Recently I was inside a Brigade’s NETOPS cell spending some time talking to the JNN team. They had “established” three HCLOS links to their BNs but as I proved a few times, weren’t actually routing over them. We were talking more about the HCLOS links and I asked the operator to go ahead and try pinging the remote CPN. When the operator issued the ping command, he saw something similar to the results here. Me and the local CECOM guy stationed here looked at each other and let out a little laugh and then proceeded to ask the operator what was wrong with the results that we saw. After letting the operators stumble around a little bit, (they didn’t see it), I pointed out that it appeared that we had a case of asymmetric routing occurring.
We went into both of the routers involved in the link and sure enough one had an OSPF cost of 100 and the other had a cost of like 600. I thought this was a little odd because even with the uneven costing, it still should have flowed correctly, but we fixed it and then checked the results and found the same thing. We went in and started doing more troubleshooting. Everything indicated to OSPF working correctly. Then I had the operator open a continuous ping and the results were surprising, jumping from 2 ms all the way up to 1200 ms in a matter of seconds. Something was seriously wrong.
When we would SSH into the remote router, when ping times would change we would get locked out which made troubleshooting even harder. We shut down the HCLOS link which stabilized everything and got into the other router. We removed the telnet restrictions (protocol and ACL) and then telneted into it sourcing from the local router HCLOS interface (so the session wouldn’t drop when the link went to shit again) and turned the link back on. Sure enough it started doing it again, but this time we could see what was happening. This time, we saw a logging message we hadn’t been able to see before. An already long story a little shorter, another node had the exact same HCLOS configuration (same IP address and everything) in from a previous exercise. OSPF saw an advertisement with that IP address included in the LSA and got confused and flushed the route which is why it kept bouncing all over the place which brings me to the point of the post….Knowing your baseline.
What is a Baseline?
I have asked net techs this question many times over the years, even before I encountered this problem (this was actually the second time that I had a unit that had this problem). Every time I ask, I get the same answer (literally every single time), that it’s whatever they had been handed by General Dynamics when they were fielded or had gone through reset or whatever. That was their baseline configs. That is absolutely the incorrect answer. Baselines give us a known good configuration to fall back to and start from. Take for example the normal default username/password that is included in the configurations that are issued to each unit. One of the first things you do is to get rid of that and establish your own NETOPS username/password (you’re doing that right?). From that point on, will there ever be a time that you go back to the original? Probably not, so why is it part of your “baseline”? What we have just done is changed the baseline.
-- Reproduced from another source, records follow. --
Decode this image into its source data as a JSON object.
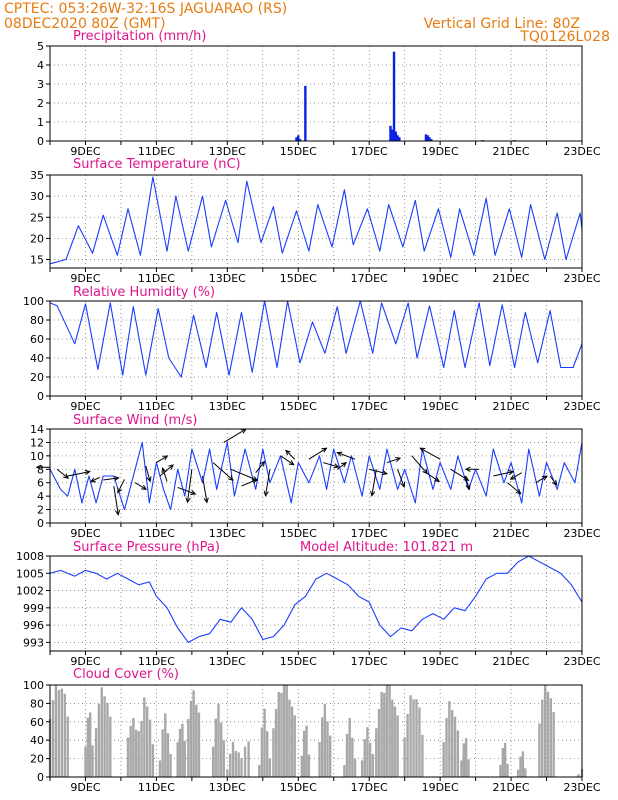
{
  "header": {
    "line1_left": "CPTEC:   053:26W-32:16S   JAGUARAO (RS)",
    "line2_left": "08DEC2020 80Z (GMT)",
    "line1_right": "Vertical Grid Line: 80Z",
    "line2_right": "TQ0126L028"
  },
  "colors": {
    "line": "#1a3cff",
    "bar": "#0a22e6",
    "cloud": "#a8a8a8",
    "header": "#e87b10",
    "title": "#e0148c"
  },
  "x_ticks": [
    "9DEC",
    "11DEC",
    "13DEC",
    "15DEC",
    "17DEC",
    "19DEC",
    "21DEC",
    "23DEC"
  ],
  "panels": [
    {
      "title": "Precipitation (mm/h)",
      "extra": "",
      "yticks": [
        "0",
        "1",
        "2",
        "3",
        "4",
        "5"
      ]
    },
    {
      "title": "Surface Temperature (nC)",
      "extra": "",
      "yticks": [
        "15",
        "20",
        "25",
        "30",
        "35"
      ]
    },
    {
      "title": "Relative Humidity (%)",
      "extra": "",
      "yticks": [
        "0",
        "20",
        "40",
        "60",
        "80",
        "100"
      ]
    },
    {
      "title": "Surface Wind (m/s)",
      "extra": "",
      "yticks": [
        "0",
        "2",
        "4",
        "6",
        "8",
        "10",
        "12",
        "14"
      ]
    },
    {
      "title": "Surface Pressure (hPa)",
      "extra": "Model Altitude: 101.821 m",
      "yticks": [
        "993",
        "996",
        "999",
        "1002",
        "1005",
        "1008"
      ]
    },
    {
      "title": "Cloud Cover (%)",
      "extra": "",
      "yticks": [
        "0",
        "20",
        "40",
        "60",
        "80",
        "100"
      ]
    }
  ],
  "chart_data": [
    {
      "type": "bar",
      "title": "Precipitation (mm/h)",
      "ylim": [
        0,
        5
      ],
      "x_unit": "days since 08DEC2020 00Z",
      "bars": [
        [
          6.95,
          0.2
        ],
        [
          7.0,
          0.3
        ],
        [
          7.05,
          0.1
        ],
        [
          7.2,
          2.9
        ],
        [
          9.6,
          0.8
        ],
        [
          9.65,
          0.6
        ],
        [
          9.7,
          4.7
        ],
        [
          9.75,
          0.5
        ],
        [
          9.8,
          0.3
        ],
        [
          9.85,
          0.2
        ],
        [
          10.6,
          0.35
        ],
        [
          10.65,
          0.3
        ],
        [
          10.7,
          0.2
        ],
        [
          10.75,
          0.1
        ],
        [
          12.2,
          0.05
        ],
        [
          13.1,
          0.05
        ]
      ]
    },
    {
      "type": "line",
      "title": "Surface Temperature (nC)",
      "ylim": [
        13,
        35
      ],
      "x": [
        0,
        0.45,
        0.8,
        1.2,
        1.5,
        1.9,
        2.2,
        2.55,
        2.9,
        3.3,
        3.55,
        3.9,
        4.3,
        4.55,
        4.95,
        5.3,
        5.55,
        5.95,
        6.3,
        6.55,
        6.95,
        7.3,
        7.55,
        7.95,
        8.3,
        8.55,
        8.95,
        9.3,
        9.55,
        9.95,
        10.3,
        10.55,
        10.95,
        11.3,
        11.55,
        11.95,
        12.3,
        12.55,
        12.95,
        13.3,
        13.55,
        13.95,
        14.3,
        14.55,
        14.95,
        15.0
      ],
      "y": [
        14,
        15,
        23,
        16.5,
        25.5,
        16,
        27,
        16,
        34.5,
        17,
        30,
        17,
        30,
        18,
        29,
        19,
        33.5,
        19,
        27.5,
        16.5,
        26.5,
        17,
        28,
        18,
        31.5,
        18.5,
        27,
        17,
        28,
        18,
        29,
        17,
        27,
        15.5,
        27,
        16,
        29.5,
        16,
        27,
        15.5,
        28,
        15,
        26,
        15,
        26,
        22
      ]
    },
    {
      "type": "line",
      "title": "Relative Humidity (%)",
      "ylim": [
        0,
        100
      ],
      "x": [
        0,
        0.2,
        0.7,
        1.0,
        1.35,
        1.7,
        2.05,
        2.35,
        2.7,
        3.05,
        3.35,
        3.7,
        4.05,
        4.4,
        4.7,
        5.05,
        5.4,
        5.7,
        6.05,
        6.4,
        6.7,
        7.05,
        7.4,
        7.75,
        8.1,
        8.35,
        8.75,
        9.1,
        9.35,
        9.75,
        10.1,
        10.35,
        10.7,
        11.1,
        11.4,
        11.7,
        12.1,
        12.4,
        12.75,
        13.1,
        13.4,
        13.75,
        14.1,
        14.4,
        14.75,
        15.0
      ],
      "y": [
        98,
        95,
        55,
        97,
        28,
        98,
        22,
        94,
        22,
        92,
        40,
        20,
        85,
        30,
        88,
        22,
        88,
        25,
        100,
        30,
        100,
        35,
        78,
        45,
        94,
        45,
        100,
        45,
        98,
        55,
        98,
        40,
        95,
        30,
        90,
        30,
        98,
        32,
        96,
        30,
        88,
        35,
        90,
        30,
        30,
        55
      ]
    },
    {
      "type": "line+vectors",
      "title": "Surface Wind (m/s)",
      "ylim": [
        0,
        14
      ],
      "x": [
        0,
        0.3,
        0.5,
        0.7,
        0.9,
        1.1,
        1.3,
        1.5,
        1.8,
        2.1,
        2.3,
        2.6,
        2.8,
        3.0,
        3.2,
        3.4,
        3.6,
        3.8,
        4.0,
        4.3,
        4.5,
        4.7,
        5.0,
        5.2,
        5.5,
        5.8,
        6.0,
        6.2,
        6.5,
        6.8,
        7.0,
        7.3,
        7.6,
        7.8,
        8.0,
        8.3,
        8.5,
        8.8,
        9.0,
        9.3,
        9.5,
        9.8,
        10.0,
        10.3,
        10.5,
        10.8,
        11.0,
        11.3,
        11.5,
        11.8,
        12.0,
        12.3,
        12.5,
        12.8,
        13.0,
        13.3,
        13.5,
        13.8,
        14.0,
        14.3,
        14.5,
        14.8,
        15.0
      ],
      "y": [
        8,
        5,
        4,
        8,
        3,
        7,
        3,
        7,
        7,
        2,
        6,
        12,
        3,
        9,
        5,
        2,
        8,
        4,
        11,
        6,
        11,
        5,
        12,
        4,
        11,
        5,
        11,
        6,
        10,
        3,
        9,
        6,
        10,
        5,
        11,
        6,
        10,
        4,
        10,
        5,
        11,
        5,
        8,
        3,
        11,
        5,
        9,
        5,
        10,
        5,
        8,
        4,
        11,
        6,
        9,
        3,
        11,
        4,
        9,
        5,
        9,
        6,
        12
      ]
    },
    {
      "type": "line",
      "title": "Surface Pressure (hPa)",
      "ylim": [
        991.5,
        1008
      ],
      "x": [
        0,
        0.3,
        0.7,
        1.0,
        1.3,
        1.6,
        1.9,
        2.2,
        2.5,
        2.8,
        3.0,
        3.3,
        3.6,
        3.9,
        4.2,
        4.5,
        4.8,
        5.1,
        5.4,
        5.7,
        6.0,
        6.3,
        6.6,
        6.9,
        7.2,
        7.5,
        7.8,
        8.1,
        8.4,
        8.7,
        9.0,
        9.3,
        9.6,
        9.9,
        10.2,
        10.5,
        10.8,
        11.1,
        11.4,
        11.7,
        12.0,
        12.3,
        12.6,
        12.9,
        13.2,
        13.5,
        13.8,
        14.1,
        14.4,
        14.7,
        15.0
      ],
      "y": [
        1005,
        1005.5,
        1004.5,
        1005.5,
        1005,
        1004,
        1005,
        1004,
        1003,
        1003.5,
        1001,
        999,
        995.5,
        993,
        994,
        994.5,
        997,
        996.5,
        999,
        997,
        993.5,
        994,
        996,
        999.5,
        1001,
        1004,
        1005,
        1004,
        1003,
        1001,
        1000,
        996,
        994,
        995.5,
        995,
        997,
        998,
        997,
        999,
        998.5,
        1001,
        1004,
        1005,
        1005,
        1007,
        1008,
        1007,
        1006,
        1005,
        1003,
        1000
      ]
    },
    {
      "type": "bar",
      "title": "Cloud Cover (%)",
      "ylim": [
        0,
        100
      ],
      "x_unit": "days since 08DEC2020 00Z",
      "cloud_segments": [
        [
          0,
          0.5,
          70,
          100
        ],
        [
          1.0,
          1.2,
          40,
          70
        ],
        [
          1.3,
          1.7,
          60,
          95
        ],
        [
          2.2,
          2.5,
          50,
          60
        ],
        [
          2.5,
          2.9,
          30,
          85
        ],
        [
          3.1,
          3.4,
          25,
          65
        ],
        [
          3.6,
          3.8,
          45,
          55
        ],
        [
          3.9,
          4.2,
          70,
          90
        ],
        [
          4.6,
          4.9,
          40,
          75
        ],
        [
          5.0,
          5.4,
          15,
          35
        ],
        [
          5.5,
          5.6,
          40,
          40
        ],
        [
          5.9,
          6.2,
          20,
          70
        ],
        [
          6.3,
          6.9,
          60,
          100
        ],
        [
          7.1,
          7.3,
          30,
          55
        ],
        [
          7.6,
          7.9,
          45,
          75
        ],
        [
          8.3,
          8.6,
          20,
          60
        ],
        [
          8.8,
          9.1,
          25,
          50
        ],
        [
          9.2,
          9.8,
          60,
          100
        ],
        [
          10.0,
          10.5,
          50,
          90
        ],
        [
          11.1,
          11.5,
          45,
          80
        ],
        [
          11.6,
          11.8,
          25,
          40
        ],
        [
          12.7,
          12.9,
          20,
          35
        ],
        [
          13.2,
          13.4,
          15,
          25
        ],
        [
          13.8,
          14.2,
          65,
          100
        ],
        [
          14.9,
          15.0,
          10,
          30
        ]
      ]
    }
  ]
}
As we add security, or management tools, or whatever it happens to be that we know will now be included in that device’s configuration each and every time we use it, we have to update our baseline configuration to reflect that or else when we do ultimately go back to the GD baseline, we will forget to include it and wonder why something isn’t working the next time.
Start at Your Baseline
Along with establishing (and updating) our baseline configuration, it’s just as important to start each and every mission with that baseline. During the course of a FTX, NTC rotation, or deployment, you are likely to make a huge number of changes to that node to fit the specific requirements of that mission. Things like adding nodes into your TDMA mesh, installing HCLOS links or fiber connections that aren’t normally there. Just because we use them for this mission doesn’t mean that we will use them for the next one, and that is why it is critical that we always start each and every mission (for every single device) with a rebaselined system. This will start that system off on a clean slate and get rid of any configurations that will likely conflict with your new mission.
I am by no means saying that starting with your baseline configuration will prevent all of your problems, however it will do a lot to help minimize the chances of them occurring. Make sure that these configurations are easily accessible to both you and the operators. Have them saved on the management computers as well as on the flash to make reloading them easily.
NOTE: A comment from a reader mentioned baselineing workstations (management laptops, Call Managers, etc.) While it is probably not a bad idea to do that on occasion (I personally format all of my personal computers about once a year to get all of the crap off of them), that is not what I am talking about. For the purposes of this post, I mean routers, switches, firewalls, stuff like that. Baselineing a computer can take hours if not a day or more to do fully while doing a router should take about 5 minutes assuming the baseline is already saved onto the device and all you have to do is boot off of it.